One of the 46 Turkish hostages released from captivity, following intervention by Turkey’s intelligence service, has revealed that US airstrikes may have almost killed him and his fellow captives but was also thankful that the attacks against ISIS may have ensured his survival. Öztürk Yılmaz was Turkey’s Consul General in Mosul, Iraq, when his consulate was overrun by gunmen from the so-called Islamic State on June 11. The hostages were freed Saturday, although little is known for certain about how the Turkish government was able to secure their freedom. Turkey has denied that any ransom was paid and there appears to have been no military rescue.
Speaking to NTV in the Turkish capitol, Ankara, Yılmaz described a US airstrike in the immediate area where he and the other hostages were being held. He recounted how the captives were secured inside a building when American warplanes attacked, killing two ISIS fighters who were standing guard. “Some air strikes hit very close.” The 19-year Turkish Foreign Ministry Veteran said. “There were people among us who were injured when windows shattered.”

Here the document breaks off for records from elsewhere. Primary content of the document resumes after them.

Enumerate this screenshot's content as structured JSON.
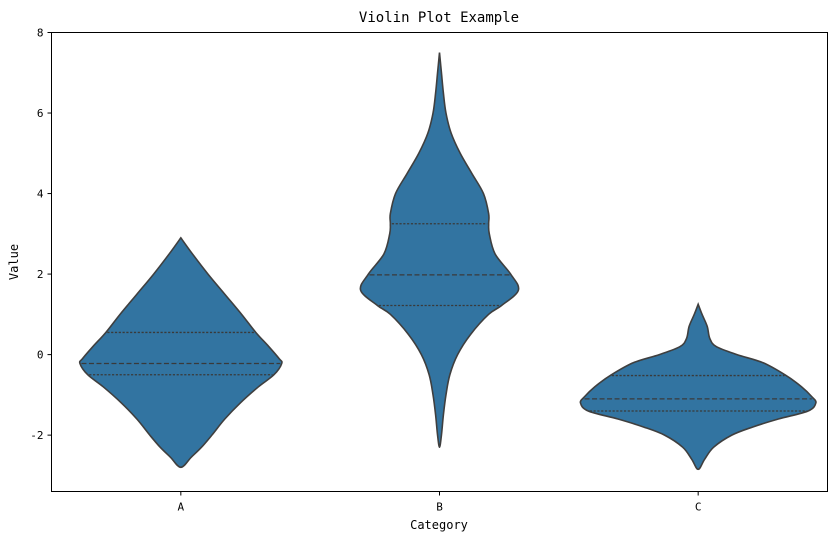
{
  "chart_data": {
    "type": "violin",
    "title": "Violin Plot Example",
    "xlabel": "Category",
    "ylabel": "Value",
    "categories": [
      "A",
      "B",
      "C"
    ],
    "ylim": [
      -3.4,
      8.0
    ],
    "yticks": [
      -2,
      0,
      2,
      4,
      6,
      8
    ],
    "grid": false,
    "inner": "quartile",
    "fill_color": "#3274a1",
    "edge_color": "#3f3f3f",
    "series": [
      {
        "category": "A",
        "min": -2.8,
        "max": 2.9,
        "q1": -0.5,
        "median": -0.22,
        "q3": 0.55,
        "density_profile": [
          [
            2.9,
            0.0
          ],
          [
            2.5,
            0.09
          ],
          [
            2.0,
            0.21
          ],
          [
            1.5,
            0.34
          ],
          [
            1.0,
            0.47
          ],
          [
            0.55,
            0.58
          ],
          [
            0.2,
            0.68
          ],
          [
            -0.1,
            0.76
          ],
          [
            -0.22,
            0.78
          ],
          [
            -0.5,
            0.72
          ],
          [
            -0.8,
            0.6
          ],
          [
            -1.2,
            0.46
          ],
          [
            -1.6,
            0.34
          ],
          [
            -2.0,
            0.24
          ],
          [
            -2.3,
            0.16
          ],
          [
            -2.55,
            0.08
          ],
          [
            -2.8,
            0.0
          ]
        ]
      },
      {
        "category": "B",
        "min": -2.3,
        "max": 7.5,
        "q1": 1.22,
        "median": 1.98,
        "q3": 3.25,
        "density_profile": [
          [
            7.5,
            0.0
          ],
          [
            7.0,
            0.015
          ],
          [
            6.5,
            0.03
          ],
          [
            6.0,
            0.05
          ],
          [
            5.5,
            0.09
          ],
          [
            5.0,
            0.16
          ],
          [
            4.5,
            0.25
          ],
          [
            4.0,
            0.34
          ],
          [
            3.5,
            0.38
          ],
          [
            3.25,
            0.38
          ],
          [
            3.0,
            0.385
          ],
          [
            2.5,
            0.43
          ],
          [
            2.0,
            0.55
          ],
          [
            1.6,
            0.61
          ],
          [
            1.22,
            0.48
          ],
          [
            1.0,
            0.38
          ],
          [
            0.5,
            0.24
          ],
          [
            0.0,
            0.14
          ],
          [
            -0.5,
            0.08
          ],
          [
            -1.0,
            0.05
          ],
          [
            -1.5,
            0.03
          ],
          [
            -2.0,
            0.015
          ],
          [
            -2.3,
            0.0
          ]
        ]
      },
      {
        "category": "C",
        "min": -2.85,
        "max": 1.25,
        "q1": -1.4,
        "median": -1.1,
        "q3": -0.52,
        "density_profile": [
          [
            1.25,
            0.0
          ],
          [
            1.0,
            0.03
          ],
          [
            0.7,
            0.07
          ],
          [
            0.4,
            0.09
          ],
          [
            0.2,
            0.14
          ],
          [
            0.0,
            0.3
          ],
          [
            -0.2,
            0.5
          ],
          [
            -0.5,
            0.67
          ],
          [
            -0.8,
            0.8
          ],
          [
            -1.05,
            0.88
          ],
          [
            -1.2,
            0.91
          ],
          [
            -1.4,
            0.85
          ],
          [
            -1.6,
            0.62
          ],
          [
            -1.8,
            0.42
          ],
          [
            -2.0,
            0.26
          ],
          [
            -2.3,
            0.12
          ],
          [
            -2.6,
            0.05
          ],
          [
            -2.85,
            0.0
          ]
        ]
      }
    ]
  }
}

According to the Consul General, the hostages spent the entire period of their captivity in the northern city of Mosul, despite claims by ISIS that they had been taken out of that city. It is assumed that the false claims were made in an attempt to prevent the hostages from being located. Yilmaz did say, however, that they were moved between some eight different locations, during the 101 days they were held. When speaking of the airstrikes by US planes, Yilmaz added “without the U.S. bombing, perhaps we wouldn’t be able to survive.”

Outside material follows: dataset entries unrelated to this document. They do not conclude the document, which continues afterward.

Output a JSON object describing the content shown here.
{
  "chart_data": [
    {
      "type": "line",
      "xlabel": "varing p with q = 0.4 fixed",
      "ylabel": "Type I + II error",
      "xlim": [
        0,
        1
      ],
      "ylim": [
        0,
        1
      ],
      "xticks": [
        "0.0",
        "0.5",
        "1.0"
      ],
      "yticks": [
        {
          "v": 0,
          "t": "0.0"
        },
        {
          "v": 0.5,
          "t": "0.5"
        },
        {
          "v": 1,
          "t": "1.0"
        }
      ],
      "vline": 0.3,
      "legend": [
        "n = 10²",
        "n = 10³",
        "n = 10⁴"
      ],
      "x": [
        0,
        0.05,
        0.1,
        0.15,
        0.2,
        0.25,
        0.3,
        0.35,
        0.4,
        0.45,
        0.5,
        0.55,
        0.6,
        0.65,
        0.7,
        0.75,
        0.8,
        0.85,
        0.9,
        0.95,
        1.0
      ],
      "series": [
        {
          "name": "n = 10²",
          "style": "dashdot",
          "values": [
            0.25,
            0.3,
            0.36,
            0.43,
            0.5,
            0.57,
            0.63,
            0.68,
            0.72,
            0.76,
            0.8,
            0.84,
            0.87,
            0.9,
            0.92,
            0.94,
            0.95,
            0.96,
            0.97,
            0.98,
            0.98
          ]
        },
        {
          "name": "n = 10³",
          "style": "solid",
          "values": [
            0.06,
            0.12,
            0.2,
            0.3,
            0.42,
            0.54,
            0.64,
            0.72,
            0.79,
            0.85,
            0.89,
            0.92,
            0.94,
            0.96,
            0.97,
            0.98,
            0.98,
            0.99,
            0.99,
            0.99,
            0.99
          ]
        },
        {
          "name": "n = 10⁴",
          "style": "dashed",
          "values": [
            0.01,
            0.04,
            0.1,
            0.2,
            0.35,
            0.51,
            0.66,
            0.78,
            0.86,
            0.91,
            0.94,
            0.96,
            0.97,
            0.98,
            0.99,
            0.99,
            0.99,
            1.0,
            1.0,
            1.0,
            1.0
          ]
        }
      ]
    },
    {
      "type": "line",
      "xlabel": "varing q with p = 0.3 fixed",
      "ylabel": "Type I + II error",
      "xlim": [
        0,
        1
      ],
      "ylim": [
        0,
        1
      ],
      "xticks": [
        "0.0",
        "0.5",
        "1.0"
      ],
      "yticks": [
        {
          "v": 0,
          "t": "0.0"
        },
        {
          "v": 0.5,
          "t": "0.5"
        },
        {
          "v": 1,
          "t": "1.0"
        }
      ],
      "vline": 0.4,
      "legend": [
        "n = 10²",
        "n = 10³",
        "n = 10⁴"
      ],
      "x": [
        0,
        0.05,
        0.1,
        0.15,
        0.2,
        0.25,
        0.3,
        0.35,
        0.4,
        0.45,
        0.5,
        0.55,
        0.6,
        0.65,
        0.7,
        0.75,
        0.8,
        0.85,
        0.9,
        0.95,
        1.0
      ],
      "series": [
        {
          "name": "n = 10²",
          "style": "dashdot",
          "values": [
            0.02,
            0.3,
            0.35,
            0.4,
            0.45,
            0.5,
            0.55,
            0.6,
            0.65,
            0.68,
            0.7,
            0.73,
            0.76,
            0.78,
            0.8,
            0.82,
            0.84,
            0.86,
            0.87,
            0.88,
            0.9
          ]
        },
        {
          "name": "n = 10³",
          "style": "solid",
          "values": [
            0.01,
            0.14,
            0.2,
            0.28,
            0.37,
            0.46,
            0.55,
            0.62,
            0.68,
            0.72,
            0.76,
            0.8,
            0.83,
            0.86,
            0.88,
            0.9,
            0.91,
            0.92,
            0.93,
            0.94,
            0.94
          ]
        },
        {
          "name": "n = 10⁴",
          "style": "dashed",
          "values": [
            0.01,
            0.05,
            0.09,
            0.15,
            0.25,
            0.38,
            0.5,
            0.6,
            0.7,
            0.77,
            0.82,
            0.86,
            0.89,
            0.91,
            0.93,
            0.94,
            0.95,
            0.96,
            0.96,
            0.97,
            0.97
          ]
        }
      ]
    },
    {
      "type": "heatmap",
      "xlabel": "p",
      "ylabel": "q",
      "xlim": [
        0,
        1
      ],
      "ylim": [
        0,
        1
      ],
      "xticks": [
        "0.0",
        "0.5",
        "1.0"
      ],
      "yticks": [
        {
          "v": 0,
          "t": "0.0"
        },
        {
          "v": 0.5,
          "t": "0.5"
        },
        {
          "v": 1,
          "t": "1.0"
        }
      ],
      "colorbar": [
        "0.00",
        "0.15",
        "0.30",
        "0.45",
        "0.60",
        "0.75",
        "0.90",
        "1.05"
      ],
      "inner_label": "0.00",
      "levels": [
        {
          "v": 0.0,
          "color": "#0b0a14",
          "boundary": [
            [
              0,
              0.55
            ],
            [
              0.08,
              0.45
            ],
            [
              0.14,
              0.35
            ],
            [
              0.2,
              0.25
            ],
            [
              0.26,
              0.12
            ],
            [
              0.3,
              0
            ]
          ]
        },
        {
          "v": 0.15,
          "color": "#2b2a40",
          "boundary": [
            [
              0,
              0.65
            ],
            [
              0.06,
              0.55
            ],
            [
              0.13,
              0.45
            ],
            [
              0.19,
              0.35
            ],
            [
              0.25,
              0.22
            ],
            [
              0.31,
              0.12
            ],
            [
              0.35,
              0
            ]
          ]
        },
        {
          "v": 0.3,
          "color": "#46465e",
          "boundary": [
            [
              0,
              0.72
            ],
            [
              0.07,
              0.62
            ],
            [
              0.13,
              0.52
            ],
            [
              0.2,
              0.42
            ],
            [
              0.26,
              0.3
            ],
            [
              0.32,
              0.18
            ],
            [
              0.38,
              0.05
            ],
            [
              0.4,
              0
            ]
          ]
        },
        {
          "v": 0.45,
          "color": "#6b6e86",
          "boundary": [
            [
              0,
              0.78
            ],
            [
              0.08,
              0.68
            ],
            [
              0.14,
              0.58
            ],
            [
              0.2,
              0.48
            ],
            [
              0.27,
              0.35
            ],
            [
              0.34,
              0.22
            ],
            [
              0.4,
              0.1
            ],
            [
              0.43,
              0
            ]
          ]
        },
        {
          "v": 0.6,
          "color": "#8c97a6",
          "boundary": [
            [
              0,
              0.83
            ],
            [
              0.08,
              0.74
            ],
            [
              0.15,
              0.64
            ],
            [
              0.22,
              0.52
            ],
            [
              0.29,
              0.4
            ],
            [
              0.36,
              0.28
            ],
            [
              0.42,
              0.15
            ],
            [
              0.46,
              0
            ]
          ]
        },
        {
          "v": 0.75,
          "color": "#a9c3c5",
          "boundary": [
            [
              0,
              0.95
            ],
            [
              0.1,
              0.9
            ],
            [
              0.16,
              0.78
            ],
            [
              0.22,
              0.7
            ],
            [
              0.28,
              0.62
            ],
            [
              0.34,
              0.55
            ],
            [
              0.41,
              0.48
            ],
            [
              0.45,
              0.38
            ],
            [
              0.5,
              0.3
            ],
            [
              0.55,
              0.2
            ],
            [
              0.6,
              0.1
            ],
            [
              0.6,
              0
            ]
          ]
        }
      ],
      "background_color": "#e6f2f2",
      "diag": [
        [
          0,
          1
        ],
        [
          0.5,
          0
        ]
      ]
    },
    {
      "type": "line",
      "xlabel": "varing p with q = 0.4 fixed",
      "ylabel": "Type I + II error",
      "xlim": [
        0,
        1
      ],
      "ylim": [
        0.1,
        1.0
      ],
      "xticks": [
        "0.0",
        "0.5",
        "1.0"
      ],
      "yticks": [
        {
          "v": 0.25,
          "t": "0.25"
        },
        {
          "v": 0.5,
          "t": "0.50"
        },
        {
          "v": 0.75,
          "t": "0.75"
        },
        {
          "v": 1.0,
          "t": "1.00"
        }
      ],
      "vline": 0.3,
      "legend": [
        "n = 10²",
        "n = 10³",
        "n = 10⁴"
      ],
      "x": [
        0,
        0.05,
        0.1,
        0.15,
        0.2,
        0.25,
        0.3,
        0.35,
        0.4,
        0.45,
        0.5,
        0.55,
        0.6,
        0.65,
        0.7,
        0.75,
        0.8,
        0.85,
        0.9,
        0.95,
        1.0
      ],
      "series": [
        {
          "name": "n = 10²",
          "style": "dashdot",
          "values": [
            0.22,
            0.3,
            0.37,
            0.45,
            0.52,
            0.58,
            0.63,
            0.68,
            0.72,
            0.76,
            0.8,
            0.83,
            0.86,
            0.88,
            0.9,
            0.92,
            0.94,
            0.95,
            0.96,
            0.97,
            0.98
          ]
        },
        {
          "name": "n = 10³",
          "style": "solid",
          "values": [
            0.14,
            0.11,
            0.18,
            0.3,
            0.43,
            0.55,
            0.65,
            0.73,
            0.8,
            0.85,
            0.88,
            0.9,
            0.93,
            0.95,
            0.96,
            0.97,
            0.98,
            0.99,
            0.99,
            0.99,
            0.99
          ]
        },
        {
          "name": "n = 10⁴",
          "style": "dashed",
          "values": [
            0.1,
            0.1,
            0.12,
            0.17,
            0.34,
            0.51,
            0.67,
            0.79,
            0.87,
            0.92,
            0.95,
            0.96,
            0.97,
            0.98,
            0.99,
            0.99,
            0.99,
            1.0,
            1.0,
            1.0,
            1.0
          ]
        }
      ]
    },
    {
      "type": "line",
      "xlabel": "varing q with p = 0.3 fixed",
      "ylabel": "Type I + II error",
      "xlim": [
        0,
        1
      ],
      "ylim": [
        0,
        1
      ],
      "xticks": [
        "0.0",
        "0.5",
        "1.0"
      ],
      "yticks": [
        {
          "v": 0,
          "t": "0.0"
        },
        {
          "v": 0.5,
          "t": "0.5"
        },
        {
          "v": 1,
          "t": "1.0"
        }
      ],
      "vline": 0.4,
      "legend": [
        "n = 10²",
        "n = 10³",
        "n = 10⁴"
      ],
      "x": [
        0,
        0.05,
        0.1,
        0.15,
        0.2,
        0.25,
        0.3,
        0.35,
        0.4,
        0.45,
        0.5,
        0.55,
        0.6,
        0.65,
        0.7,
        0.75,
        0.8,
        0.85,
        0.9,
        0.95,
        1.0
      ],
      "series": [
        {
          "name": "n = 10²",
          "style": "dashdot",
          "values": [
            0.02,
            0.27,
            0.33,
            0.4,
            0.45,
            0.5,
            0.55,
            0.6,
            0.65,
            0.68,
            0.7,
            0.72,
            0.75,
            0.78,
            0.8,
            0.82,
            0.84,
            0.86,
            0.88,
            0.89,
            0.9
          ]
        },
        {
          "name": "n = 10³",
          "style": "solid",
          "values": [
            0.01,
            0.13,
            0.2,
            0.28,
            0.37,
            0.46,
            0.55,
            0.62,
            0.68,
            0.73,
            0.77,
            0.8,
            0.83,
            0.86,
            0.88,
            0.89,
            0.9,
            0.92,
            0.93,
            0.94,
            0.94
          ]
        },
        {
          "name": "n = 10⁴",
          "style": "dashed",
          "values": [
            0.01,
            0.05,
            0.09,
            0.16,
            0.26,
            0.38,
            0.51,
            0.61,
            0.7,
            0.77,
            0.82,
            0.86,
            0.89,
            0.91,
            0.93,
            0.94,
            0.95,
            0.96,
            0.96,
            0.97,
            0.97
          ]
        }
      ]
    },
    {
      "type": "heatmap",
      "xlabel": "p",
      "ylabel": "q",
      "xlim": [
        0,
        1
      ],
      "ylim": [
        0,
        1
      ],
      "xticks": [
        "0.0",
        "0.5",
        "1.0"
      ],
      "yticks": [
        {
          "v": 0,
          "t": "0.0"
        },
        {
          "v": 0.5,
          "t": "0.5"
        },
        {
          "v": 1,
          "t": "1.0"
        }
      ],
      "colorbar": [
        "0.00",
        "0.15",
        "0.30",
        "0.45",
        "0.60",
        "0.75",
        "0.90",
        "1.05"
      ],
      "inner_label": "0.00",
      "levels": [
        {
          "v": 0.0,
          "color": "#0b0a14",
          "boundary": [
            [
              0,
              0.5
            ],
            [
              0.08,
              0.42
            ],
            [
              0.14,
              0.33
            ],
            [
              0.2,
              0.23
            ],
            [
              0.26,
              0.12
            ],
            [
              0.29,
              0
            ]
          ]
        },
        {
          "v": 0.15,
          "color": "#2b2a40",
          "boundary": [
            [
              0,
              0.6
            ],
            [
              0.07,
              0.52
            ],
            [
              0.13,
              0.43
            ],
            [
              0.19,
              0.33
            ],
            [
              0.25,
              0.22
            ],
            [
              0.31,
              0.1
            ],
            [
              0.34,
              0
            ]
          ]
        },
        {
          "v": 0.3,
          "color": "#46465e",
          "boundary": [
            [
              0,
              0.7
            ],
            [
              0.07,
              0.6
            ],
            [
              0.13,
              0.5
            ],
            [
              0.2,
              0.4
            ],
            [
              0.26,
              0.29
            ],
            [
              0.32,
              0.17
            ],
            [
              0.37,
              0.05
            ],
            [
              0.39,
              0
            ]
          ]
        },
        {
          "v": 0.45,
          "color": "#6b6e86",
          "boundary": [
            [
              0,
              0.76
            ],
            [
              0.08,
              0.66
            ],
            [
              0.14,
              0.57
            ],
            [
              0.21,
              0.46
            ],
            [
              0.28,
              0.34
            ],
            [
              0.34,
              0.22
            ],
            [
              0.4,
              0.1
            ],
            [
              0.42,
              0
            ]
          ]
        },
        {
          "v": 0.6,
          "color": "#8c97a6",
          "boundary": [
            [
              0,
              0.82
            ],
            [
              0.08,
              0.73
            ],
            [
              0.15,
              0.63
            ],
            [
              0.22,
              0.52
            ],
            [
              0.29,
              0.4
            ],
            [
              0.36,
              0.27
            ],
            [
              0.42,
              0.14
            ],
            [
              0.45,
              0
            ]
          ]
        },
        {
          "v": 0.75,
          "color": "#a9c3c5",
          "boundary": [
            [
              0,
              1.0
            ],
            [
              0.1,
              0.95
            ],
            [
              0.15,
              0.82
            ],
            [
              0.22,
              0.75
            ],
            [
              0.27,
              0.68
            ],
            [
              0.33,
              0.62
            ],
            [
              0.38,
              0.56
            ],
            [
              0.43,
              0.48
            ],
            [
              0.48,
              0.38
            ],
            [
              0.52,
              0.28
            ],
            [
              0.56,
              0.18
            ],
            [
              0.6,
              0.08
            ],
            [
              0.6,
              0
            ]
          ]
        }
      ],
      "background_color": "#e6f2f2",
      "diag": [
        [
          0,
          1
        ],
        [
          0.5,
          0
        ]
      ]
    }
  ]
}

The diplomat also revealed that their captors made them watch propaganda videos and also showed them videos of the beheadings of American hostages Steven Sotloff and James Foley. Other Turkish hostages have reported being threatened with death by the Jihadists who held them.
In announcing the release, Turkey’s Prime Minister, Ahmet Davutoglu, declined to give details of the, apparently, negotiated hand over of the hostages; saying that it came about as a result of “intense efforts that lasted days and weeks.” It is not clear what, if any, affect this episode will have on Turkey’s stance, in relation to the US government’s latest attempts at building an international coalition to combat the rapidly growing threat from ISIS. The Turkish government recently refused to cooperate with the US air campaign against Islamic State fighters advancing across northern Iraq. The air base of Incirlik is only to be used in a support role and for humanitarian airlifts, since the Turkish government has denied US requests to use it for launching offensive strikes against ISIS. Whether or not the Turkish government previously felt unable to take a more offensive posture against ISIS, in order not to risk the lives of the hostages, remains undecided.
All the Turkish captives were consular staff and their families. Following their release in the early hours of Saturday morning, Öztürk Yılmaz was thinking mainly of seeing his own family again. Having survived almost being killed by Islamist extremists who have shown their eagerness to execute hostages and, then, coming close to being killed by US airstrikes, He intends to return to serving his country in the very near future. “Now I want to rest a few days with my family,” he told the Turkish TV station, “and then I’ll get back to work again.”